Shorter TL observed in children with HIV at 2 years supports findings in American and European cohorts[18,19]. However, by 5 years, the ART strategies used by CHER sustained TL to match the local CWC cohort, regardless of deferred or interrupted therapy. This analysis is limited by fewer numbers of CWC children over 2 years. Moreover, TL variation among CHER participants from 2 to 5 years suggests diverse responses to ART interruption; almost half of individuals show increased TL despite ART interruption. It is plausible that thymic contribution plays a role in maintaining TL, however TL can be influenced by factors such as diet, genetics and psychological stress and these were not assessed in our study[9]. Although literature suggests TL is usually positively associated with nutritional status, no clear association was seen from our analysis using weight-for-age z-score. This may be because weight-for-age z-score do not adequately reflect nutritional status, and there was not a broad distribution for weight-for-age z-score, as most children had a z-score below zero. Immunological follow-up is crucial to understand the relevance of TL and thymic output on the children’s health, given the link between ART interruption and late initiation with higher mortality and larger HIV reservoir.

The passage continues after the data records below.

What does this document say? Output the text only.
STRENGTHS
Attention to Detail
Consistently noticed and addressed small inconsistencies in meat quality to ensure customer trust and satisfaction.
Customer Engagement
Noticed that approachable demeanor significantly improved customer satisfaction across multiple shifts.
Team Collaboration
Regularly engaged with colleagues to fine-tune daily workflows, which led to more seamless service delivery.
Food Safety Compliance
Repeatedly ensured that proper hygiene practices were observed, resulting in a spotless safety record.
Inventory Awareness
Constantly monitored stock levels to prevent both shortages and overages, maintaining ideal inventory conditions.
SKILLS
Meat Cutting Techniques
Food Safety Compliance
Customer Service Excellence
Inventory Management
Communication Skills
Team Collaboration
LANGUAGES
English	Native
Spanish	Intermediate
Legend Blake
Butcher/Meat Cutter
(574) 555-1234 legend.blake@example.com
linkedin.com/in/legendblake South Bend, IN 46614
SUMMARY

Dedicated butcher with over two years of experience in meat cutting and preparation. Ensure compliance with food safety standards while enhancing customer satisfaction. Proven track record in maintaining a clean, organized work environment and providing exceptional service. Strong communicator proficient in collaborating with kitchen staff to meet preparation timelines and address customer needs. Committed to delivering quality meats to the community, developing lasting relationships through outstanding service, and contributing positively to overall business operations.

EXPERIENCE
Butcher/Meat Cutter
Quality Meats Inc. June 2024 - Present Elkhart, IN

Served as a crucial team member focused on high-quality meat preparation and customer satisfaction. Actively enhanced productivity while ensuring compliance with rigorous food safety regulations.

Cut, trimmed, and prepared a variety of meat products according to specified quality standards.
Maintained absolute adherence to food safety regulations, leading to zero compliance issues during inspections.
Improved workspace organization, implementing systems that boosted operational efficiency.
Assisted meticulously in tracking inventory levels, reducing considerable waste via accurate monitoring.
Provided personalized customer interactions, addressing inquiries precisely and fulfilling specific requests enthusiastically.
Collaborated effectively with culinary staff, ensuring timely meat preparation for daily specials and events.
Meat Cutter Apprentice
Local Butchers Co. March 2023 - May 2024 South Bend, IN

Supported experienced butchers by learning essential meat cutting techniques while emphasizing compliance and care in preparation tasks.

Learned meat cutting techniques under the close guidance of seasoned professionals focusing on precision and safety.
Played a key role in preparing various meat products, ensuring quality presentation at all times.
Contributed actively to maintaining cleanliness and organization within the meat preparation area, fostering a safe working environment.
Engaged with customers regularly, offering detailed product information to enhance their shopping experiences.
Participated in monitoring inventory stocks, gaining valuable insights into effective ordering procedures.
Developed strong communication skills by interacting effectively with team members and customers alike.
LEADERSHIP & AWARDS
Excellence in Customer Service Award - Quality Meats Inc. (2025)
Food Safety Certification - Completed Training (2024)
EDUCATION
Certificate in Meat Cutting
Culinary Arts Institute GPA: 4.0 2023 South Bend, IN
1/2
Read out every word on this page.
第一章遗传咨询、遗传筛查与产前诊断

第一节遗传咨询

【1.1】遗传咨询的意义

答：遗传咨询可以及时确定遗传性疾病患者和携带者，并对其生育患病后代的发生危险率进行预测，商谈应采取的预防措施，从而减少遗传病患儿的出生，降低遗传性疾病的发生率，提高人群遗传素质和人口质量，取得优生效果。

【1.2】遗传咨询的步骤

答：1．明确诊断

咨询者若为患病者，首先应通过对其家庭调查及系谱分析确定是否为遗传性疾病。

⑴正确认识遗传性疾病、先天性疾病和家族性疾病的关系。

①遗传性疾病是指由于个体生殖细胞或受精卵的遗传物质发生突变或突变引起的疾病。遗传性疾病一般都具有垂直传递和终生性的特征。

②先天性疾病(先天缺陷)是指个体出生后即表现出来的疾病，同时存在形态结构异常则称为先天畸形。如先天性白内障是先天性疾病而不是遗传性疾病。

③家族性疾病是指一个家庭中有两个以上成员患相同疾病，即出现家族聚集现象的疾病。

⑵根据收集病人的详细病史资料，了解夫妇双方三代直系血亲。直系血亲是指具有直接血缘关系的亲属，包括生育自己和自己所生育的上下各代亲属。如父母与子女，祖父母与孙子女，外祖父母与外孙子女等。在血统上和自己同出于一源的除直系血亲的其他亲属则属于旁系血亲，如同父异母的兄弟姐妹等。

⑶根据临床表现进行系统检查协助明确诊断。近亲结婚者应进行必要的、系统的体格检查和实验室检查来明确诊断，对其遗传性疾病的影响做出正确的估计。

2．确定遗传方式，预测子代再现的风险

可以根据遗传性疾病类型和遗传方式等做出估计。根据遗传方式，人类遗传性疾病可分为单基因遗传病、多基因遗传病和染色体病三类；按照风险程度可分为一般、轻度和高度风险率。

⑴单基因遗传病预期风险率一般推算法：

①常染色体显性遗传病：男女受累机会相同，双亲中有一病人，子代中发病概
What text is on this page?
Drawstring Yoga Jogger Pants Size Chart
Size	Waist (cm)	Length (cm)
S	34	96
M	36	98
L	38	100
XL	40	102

Our findings underscore the importance of early and prolonged ART, showing an association between early and extended ART with longer TL in the ART-Deferred arm, aligned with existing literature[19–21,23]. Furthermore, the lack of correlation between age at ART start and TL in the early-ART arms suggests that, despite the potential preventive effects of early ART on TL attrition, treatment interruption may still disrupt TL. However, early 40- and 96-weeks ART arms started treatment at a median of 7.3 and 7.8 weeks, respectively. Given that HIV viral load peaks within the first two months of life without ART[28], initiating ART at 7 weeks may not be early enough to halt viral replication and reservoir establishment. Instead, initiation within hours or days of birth would be necessary.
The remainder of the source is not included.